Ce fut un week-end qui dit toute la crise de la social-démocratie.

A Madrid, le PSOE, le parti socialiste espagnol, a poussé son chef de file à la démission parce qu’il refusait que l’abstention de la gauche permette la reconduction du gouvernement conservateur de Mariano Rajoy. Instigateur de ce putsch, l’appareil socialiste avait ses raisons. Il craignait que le PSOE n’essuie un nouveau recul si les Espagnols étaient appelés aux urnes pour la troisième fois en un an et ne voulait pas, non plus, que le pays continue à s’enfoncer dans la crise faute de pouvoir dégager une majorité.

C’était de vraies raisons mais le résultat de cette décision est que le PSOE va sans doute perdre, maintenant, encore plus d’électeurs au profit de la nouvelle gauche de Podemos. Cela s’était samedi et, hier dimanche, en Grande-Bretagne où les conservateurs étaient réunis en congrès, la Première ministre britannique, Theresa May, a pu ne rien dire, absolument rien, de ce qu’elle entendait faire du Brexit car l’opposition travailliste est tellement divisée entre son aile gauche et son aile centriste que la droite est seule en scène. La gauche britannique est aux abonnés absents et, hier toujours, en France, dans le Journal du Dimanche, Alain Juppé ouvrait à nouveau les bras aux « déçus du hollandisme » comme s’il n’y avait plus de PS – ce qui n’est pas précisément faux.

Or il n’y a pas que l’Espagne, la Grande-Bretagne et la France. Il y a aussi l’Allemagne, l’Italie, la Scandinavie où la social-démocratie a perdu beaucoup d’électeurs et c’est dans toute l’Europe, en fait, que cette grande force à laquelle on doit la protection sociale n’est plus que l’ombre d’elle-même.

Ce recul tient à l’histoire.

La social-démocratie était née dans les années 20, en Suède, d’une renonciation aux mythes révolutionnaires et d’une volonté d’imposer des concessions sociales au capital par l’instauration de rapports de forces politiques organisés par des partis ouvriers appuyés par des syndicats de masse.

Cette stratégie a marché. Elle a connu son apogée après guerre lorsque la reconstruction assurait le plein emploi et que la peur de l’URSS incitait les classes possédantes aux compromis sociaux et puis tout a changé à compter des années 70. La reconstruction achevée, la social-démocratie s’est heurtée à la fin du plein emploi, à un rapport de forces qui n’était plus aussi favorable aux salariés. Dans les années 80, la peur du communisme a disparu avec l’effondrement soviétique. Dans les années 90, une nouvelle révolution industrielle a démantelé les forteresses ouvrières qu’étaient les grandes industries lourdes et, depuis 30 ans, la réduction des distances a permis la délocalisation des entreprises qui ont ainsi les moyens d’échapper aux législations sociales européennes.
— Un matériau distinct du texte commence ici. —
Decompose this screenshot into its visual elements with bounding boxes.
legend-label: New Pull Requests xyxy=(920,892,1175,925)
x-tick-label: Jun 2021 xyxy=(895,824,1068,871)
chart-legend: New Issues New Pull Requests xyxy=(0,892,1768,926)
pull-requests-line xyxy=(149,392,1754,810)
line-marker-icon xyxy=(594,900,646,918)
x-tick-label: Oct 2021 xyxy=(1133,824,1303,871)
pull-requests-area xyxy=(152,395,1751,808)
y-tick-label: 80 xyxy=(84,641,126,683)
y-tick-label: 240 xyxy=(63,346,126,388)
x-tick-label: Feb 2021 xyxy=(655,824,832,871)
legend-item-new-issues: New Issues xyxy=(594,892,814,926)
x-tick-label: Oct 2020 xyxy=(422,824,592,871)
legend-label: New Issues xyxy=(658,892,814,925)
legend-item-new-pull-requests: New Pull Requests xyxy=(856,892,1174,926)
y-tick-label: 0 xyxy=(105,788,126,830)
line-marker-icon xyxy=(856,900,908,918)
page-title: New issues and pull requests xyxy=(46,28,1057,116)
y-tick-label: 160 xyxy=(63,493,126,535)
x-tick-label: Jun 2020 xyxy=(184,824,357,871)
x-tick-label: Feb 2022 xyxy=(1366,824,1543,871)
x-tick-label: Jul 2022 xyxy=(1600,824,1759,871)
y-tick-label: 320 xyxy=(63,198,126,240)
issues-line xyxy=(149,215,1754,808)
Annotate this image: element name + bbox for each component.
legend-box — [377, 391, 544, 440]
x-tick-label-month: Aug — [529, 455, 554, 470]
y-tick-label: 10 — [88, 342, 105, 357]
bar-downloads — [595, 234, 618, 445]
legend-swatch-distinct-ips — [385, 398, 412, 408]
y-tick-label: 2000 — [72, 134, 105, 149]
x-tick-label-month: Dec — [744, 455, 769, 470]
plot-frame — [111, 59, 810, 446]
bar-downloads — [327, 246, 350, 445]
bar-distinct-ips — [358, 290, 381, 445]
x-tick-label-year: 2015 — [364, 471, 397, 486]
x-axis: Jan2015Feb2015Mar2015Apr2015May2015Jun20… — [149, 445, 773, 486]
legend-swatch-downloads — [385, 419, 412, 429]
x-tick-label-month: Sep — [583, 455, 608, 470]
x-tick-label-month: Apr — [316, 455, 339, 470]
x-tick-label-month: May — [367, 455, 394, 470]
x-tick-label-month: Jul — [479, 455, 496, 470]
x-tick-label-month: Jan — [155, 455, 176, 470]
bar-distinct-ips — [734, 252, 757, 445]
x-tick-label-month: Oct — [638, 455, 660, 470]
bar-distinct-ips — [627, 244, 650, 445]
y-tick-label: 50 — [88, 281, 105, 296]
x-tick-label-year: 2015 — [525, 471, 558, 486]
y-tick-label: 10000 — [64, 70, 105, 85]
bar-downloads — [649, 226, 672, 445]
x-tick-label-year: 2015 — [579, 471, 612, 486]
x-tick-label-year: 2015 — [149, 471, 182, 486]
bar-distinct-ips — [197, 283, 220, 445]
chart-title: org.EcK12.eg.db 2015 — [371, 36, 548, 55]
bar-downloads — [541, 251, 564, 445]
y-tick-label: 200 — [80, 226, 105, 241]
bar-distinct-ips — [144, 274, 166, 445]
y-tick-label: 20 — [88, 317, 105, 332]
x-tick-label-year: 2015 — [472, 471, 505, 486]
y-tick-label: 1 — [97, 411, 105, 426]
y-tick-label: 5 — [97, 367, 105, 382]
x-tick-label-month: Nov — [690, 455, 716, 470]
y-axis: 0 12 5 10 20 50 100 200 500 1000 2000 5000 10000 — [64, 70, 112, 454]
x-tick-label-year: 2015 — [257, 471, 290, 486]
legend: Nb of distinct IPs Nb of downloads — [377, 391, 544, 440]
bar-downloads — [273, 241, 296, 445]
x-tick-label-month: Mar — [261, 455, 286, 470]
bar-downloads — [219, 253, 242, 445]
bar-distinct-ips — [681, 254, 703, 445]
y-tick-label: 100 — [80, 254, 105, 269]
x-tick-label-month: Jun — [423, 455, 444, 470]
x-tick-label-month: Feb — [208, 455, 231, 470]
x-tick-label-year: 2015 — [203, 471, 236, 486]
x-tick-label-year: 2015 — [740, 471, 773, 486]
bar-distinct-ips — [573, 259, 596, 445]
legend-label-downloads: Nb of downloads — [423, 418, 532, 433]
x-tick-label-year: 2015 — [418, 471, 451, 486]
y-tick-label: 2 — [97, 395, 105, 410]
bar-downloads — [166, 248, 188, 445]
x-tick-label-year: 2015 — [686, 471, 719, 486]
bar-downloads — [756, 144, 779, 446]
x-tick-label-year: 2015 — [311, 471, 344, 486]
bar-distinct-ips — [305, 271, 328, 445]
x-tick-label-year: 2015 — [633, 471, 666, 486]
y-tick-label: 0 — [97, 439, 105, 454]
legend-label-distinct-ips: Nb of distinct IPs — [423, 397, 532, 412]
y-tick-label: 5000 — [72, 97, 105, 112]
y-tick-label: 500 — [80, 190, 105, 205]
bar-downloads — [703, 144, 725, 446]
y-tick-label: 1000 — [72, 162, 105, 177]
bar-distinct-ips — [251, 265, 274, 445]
La social-démocratie ne pourrait restaurer le rapport de forces qui avait fait son succès qu’en recréant une puissance publique à l’échelle continentale mais le paradoxe est que ses électeurs, notamment ouvriers, ne veulent pas de l’Europe politique qu’ils associent, à tort mais c’est ainsi, aux bouleversements historiques dont ils sont victimes.

Profonde, la crise de la social-démocratie a tout aujourd’hui pour durer.